OFFSET LITHOGRAPHY OR OFFSET
One of the four major industrial printing techniques of which the others are: letterpress, photogravure and screenprinting. It has become the most commonly used method in commercial printing, although its importance in printmaking is not very great. It is an extension of the lithographic technique: the image is picked up from the stone, or more usually plate (either zinc or aluminium which has either been grained or covered with an absorbent oxide), by a rubber roller which then reprints it onto paper. Text and image can be transferred photographically and prepared in the usual lithographic technique based on the natural antipathy between grease and water.
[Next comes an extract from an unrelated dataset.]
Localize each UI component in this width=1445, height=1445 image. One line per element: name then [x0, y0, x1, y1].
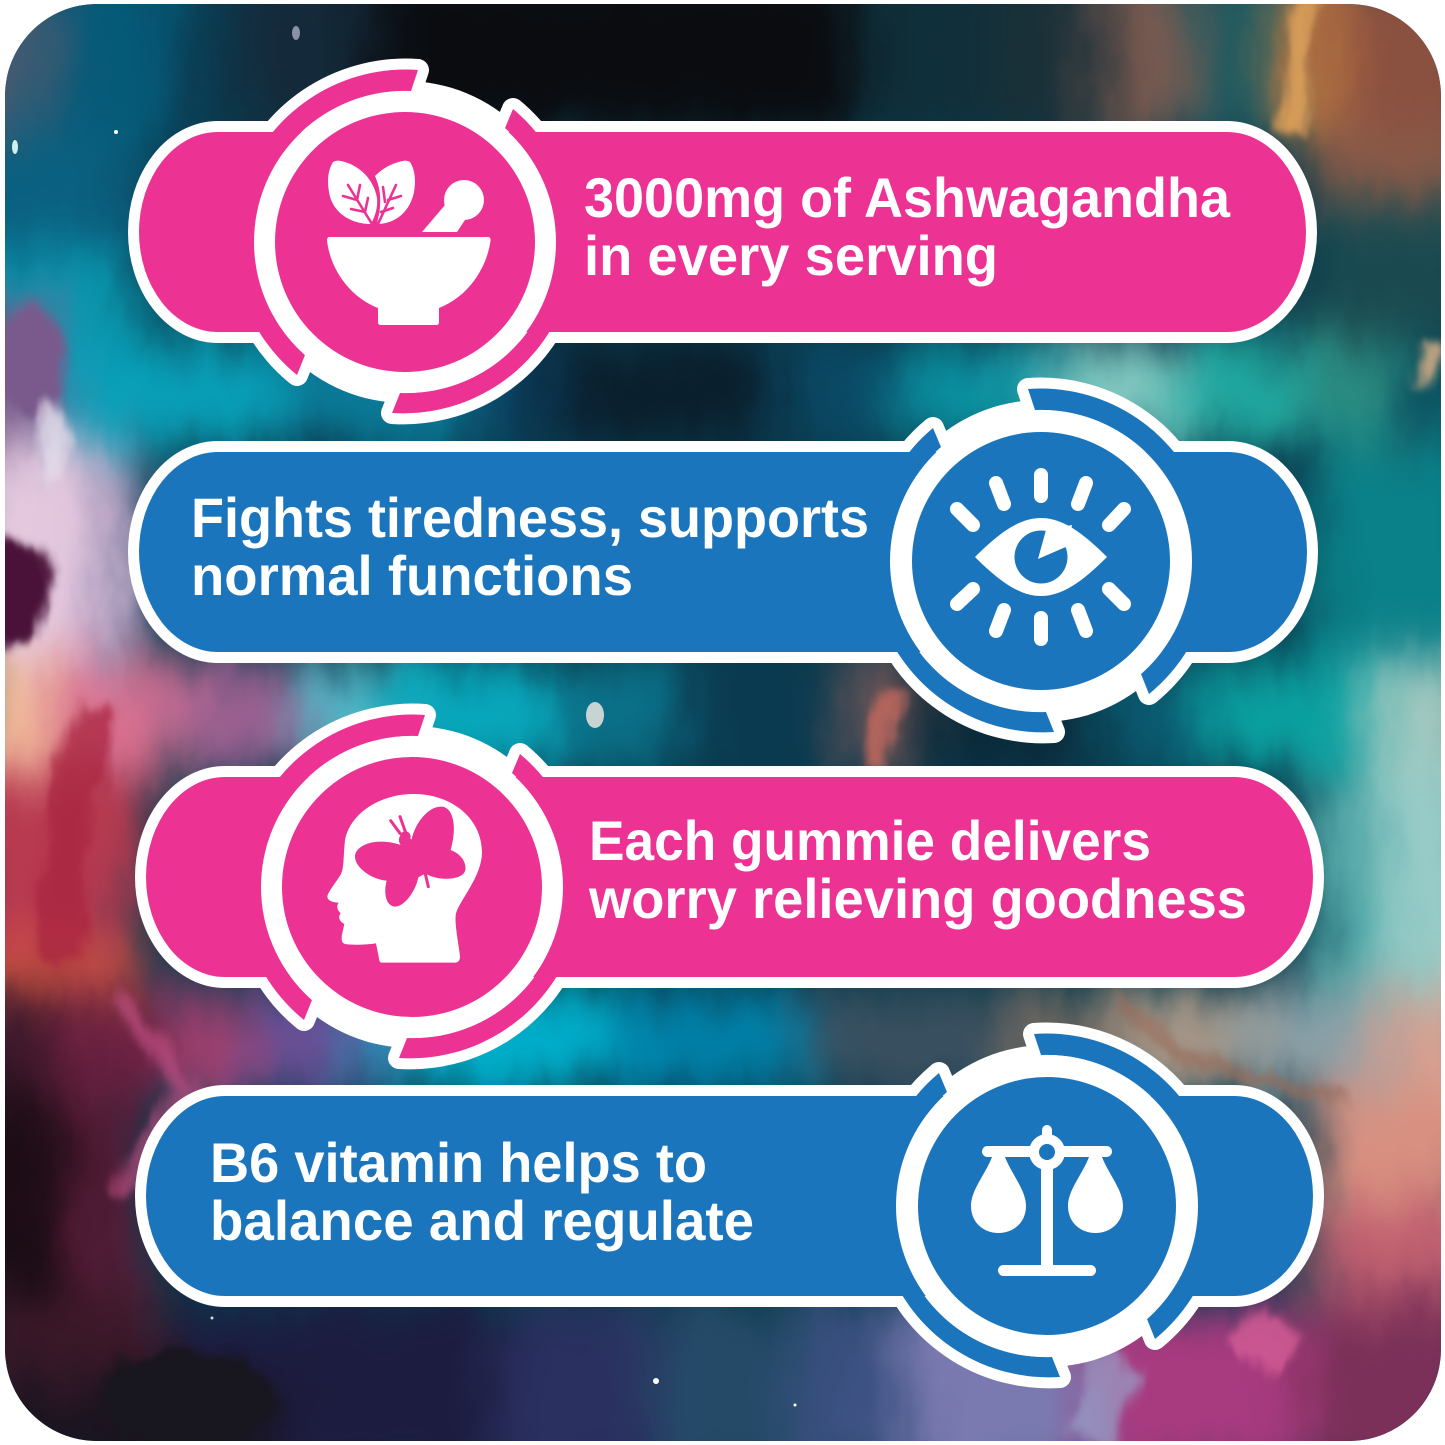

The advantage of offset is that it enables the damping, inking and printing itself to be done by a series of rollers which enormously speeds the operation, thereby enhancing the commercial value of the technique.

ORIGINAL
1. The original design is the one from which a copy or tracing is made for the block, stone or plate. 2. An original print is produced when the artist himself has prepared the block, plate or stone.

OVERPAINT
The covering over of original areas, as opposed to the limiting of retouches (in painting) to areas of damage.

OVERPRINTING
There are three methods of color printing: by juxtaposing the colors; by mixing the colors before printing; and by printing the colors on top of each other, i.e. overprinting, to obtain gradations of tone and different colors. This latter method takes into account the principal theory that all color is composed of red, yellow and blue, and is used particularly in photomechanical processes. Photographic negatives are made of these colors by means of filters, and when transferred to plates are overprinted to build up the image.